Meet the Author

Carine Chelhot Lemyre
Carine Chelhot Lemyre is a writer and historian of visual culture based in Beirut, Lebanon, holding a PhD in Art History from the University of St Andrews (2023). Her doctoral research explored the works and visual technologies employed by the nineteenth-century photography studio La Maison Bonfils (1867-1914), based in Beirut, Lebanon, and established by the French photographer Félix Bonfils (1831-1885) and his wife, Marie-Lydie Cabanis (1837-1918). Her broader research interests include the study of visual materials such as photography and painting and their manifestation through the relationships between travel, commerce, and colonialism in the Ottoman Empire during the late nineteenth and early twentieth centuries.

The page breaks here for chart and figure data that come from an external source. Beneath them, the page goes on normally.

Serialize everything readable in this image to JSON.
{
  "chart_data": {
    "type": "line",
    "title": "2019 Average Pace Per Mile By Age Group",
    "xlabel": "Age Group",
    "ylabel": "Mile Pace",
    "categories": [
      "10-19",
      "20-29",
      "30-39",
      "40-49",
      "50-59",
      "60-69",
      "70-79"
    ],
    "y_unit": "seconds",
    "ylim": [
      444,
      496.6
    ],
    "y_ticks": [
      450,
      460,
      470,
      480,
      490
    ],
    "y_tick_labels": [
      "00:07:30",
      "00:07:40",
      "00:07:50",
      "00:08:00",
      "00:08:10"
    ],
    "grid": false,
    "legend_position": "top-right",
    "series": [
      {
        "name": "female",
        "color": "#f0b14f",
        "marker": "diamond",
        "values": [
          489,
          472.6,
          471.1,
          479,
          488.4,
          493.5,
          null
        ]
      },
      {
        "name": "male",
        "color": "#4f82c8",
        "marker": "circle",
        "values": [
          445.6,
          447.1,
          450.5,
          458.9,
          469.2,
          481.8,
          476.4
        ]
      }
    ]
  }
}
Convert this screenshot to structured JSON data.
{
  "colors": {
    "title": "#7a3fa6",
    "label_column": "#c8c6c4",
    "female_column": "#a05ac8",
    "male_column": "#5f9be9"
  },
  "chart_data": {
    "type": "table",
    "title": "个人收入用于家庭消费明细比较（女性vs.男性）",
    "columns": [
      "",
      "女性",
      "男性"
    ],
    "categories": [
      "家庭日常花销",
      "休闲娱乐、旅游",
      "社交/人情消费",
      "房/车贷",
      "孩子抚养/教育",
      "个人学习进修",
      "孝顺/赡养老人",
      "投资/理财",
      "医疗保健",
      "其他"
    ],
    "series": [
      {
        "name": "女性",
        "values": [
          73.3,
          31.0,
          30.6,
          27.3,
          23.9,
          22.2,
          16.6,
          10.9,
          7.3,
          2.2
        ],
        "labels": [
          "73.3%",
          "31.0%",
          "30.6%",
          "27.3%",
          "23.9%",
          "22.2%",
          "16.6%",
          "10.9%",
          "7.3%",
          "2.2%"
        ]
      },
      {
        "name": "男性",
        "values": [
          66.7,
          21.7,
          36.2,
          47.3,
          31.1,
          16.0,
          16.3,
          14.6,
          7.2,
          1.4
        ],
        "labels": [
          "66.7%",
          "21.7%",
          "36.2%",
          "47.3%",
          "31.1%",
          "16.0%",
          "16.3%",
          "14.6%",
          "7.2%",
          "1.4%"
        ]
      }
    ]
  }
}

Lemyre’s studies were supported by the Social Sciences and Humanities Research Council of Canada (SSHRC) and the Canadian Centennial Scholarship Fund (CCSF), as well as several travel grants from the Society for the Study of French History (SSFH) and the Society for French Studies (SSFH), among others. She holds a BA in Studio Art with a minor in Philosophy from the American University of Beirut (2016), and an MA in Art History from the University of Toronto, supported by the W. Bernard Herman Scholarship in Art (2017). Currently, she is teaching at the Lebanese Academy of Fine Arts (ALBA) in Beirut.